NCC Group Q1 Threat Report Update: Exploits publicly available for 29% of critical vulnerabilities discovered
Research from NCC Group’s Research and Intelligence Fusion Team (RIFT), has revealed that, of the more than 4,400 vulnerabilities that were disclosed* between January and March 2021, 72% had no patches available.
Of these vulnerabilities, 13% were classed as critical, and a proof-of-concept exploit was publicly available for 29%.
For around 50% of the vulnerabilities for which an exploit code was accessible, no remediation patch was available – meaning that cyber criminals would be able to successfully target hardware or software by exploiting the vulnerabilities.

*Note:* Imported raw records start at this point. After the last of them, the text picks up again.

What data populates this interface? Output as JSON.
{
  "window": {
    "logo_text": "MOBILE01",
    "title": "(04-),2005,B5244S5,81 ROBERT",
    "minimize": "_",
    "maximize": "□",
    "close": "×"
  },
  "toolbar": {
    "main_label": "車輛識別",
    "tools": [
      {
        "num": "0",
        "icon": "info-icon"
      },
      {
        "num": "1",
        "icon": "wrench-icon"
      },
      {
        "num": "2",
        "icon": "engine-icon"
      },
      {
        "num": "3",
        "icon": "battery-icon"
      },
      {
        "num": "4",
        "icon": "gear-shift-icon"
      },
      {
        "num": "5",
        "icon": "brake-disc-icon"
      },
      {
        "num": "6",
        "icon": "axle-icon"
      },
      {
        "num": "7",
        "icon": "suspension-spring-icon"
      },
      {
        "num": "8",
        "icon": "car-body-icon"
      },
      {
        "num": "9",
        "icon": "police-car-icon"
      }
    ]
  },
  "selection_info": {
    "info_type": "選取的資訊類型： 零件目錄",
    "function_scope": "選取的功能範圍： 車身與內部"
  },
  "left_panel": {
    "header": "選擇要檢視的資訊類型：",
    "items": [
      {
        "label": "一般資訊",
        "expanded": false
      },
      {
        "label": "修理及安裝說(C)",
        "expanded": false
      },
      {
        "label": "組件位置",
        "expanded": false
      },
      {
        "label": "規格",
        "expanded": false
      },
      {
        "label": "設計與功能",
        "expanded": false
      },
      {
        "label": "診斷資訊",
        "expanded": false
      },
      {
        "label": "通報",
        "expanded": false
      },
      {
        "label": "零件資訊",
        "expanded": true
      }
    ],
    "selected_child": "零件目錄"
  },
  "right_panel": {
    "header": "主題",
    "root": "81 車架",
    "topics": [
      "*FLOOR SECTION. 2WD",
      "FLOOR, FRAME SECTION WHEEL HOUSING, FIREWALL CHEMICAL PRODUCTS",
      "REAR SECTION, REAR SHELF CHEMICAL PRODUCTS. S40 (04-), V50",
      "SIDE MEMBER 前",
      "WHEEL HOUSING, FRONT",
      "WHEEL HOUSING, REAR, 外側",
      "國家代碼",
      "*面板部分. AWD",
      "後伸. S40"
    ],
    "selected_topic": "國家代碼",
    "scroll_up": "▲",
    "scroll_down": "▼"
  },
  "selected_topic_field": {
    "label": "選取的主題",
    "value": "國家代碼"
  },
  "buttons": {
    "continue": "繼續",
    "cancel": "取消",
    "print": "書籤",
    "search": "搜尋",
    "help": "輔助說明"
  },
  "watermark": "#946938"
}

Our threat intelligence also identified a trend of cyber criminals targeting a single vulnerability to exploit multiple issues within a system. One example is the Microsoft Exchange zero-day (CVE-2021-26855), which led to a range of threat actors attempting to exploit this and other vulnerabilities to target email servers.
The total number of critical vulnerabilities, calculated using vulnerability database figures*, was 4% lower than the same period in 2020, which could indicate a slight positive trend towards built-in security as part of the software design life cycle.
Ollie Whitehouse, global CTO at NCC Group, said: “While there has been a slight decrease in the number of high-risk vulnerabilities publicly reported, the true scale is much larger. Leadership and engineering teams must prioritise security as part of the development process and have an effective and rapid vulnerability root cause analysis, remediation and disclosure processes in place in order to quickly and comprehensively resolve, release and communicate any issues to customers.
“It is important for organisations to have a performance culture around asset management and patch deployment. Without such an ethos and approach the likelihood that organisations are resilient to current and future vulnerabilities is greatly diminished.”
Notes to editors
*Figures calculated using available data from the National Vulnerability Database, MITRE and NIST vulnerability databases, as well as Google Project Zero.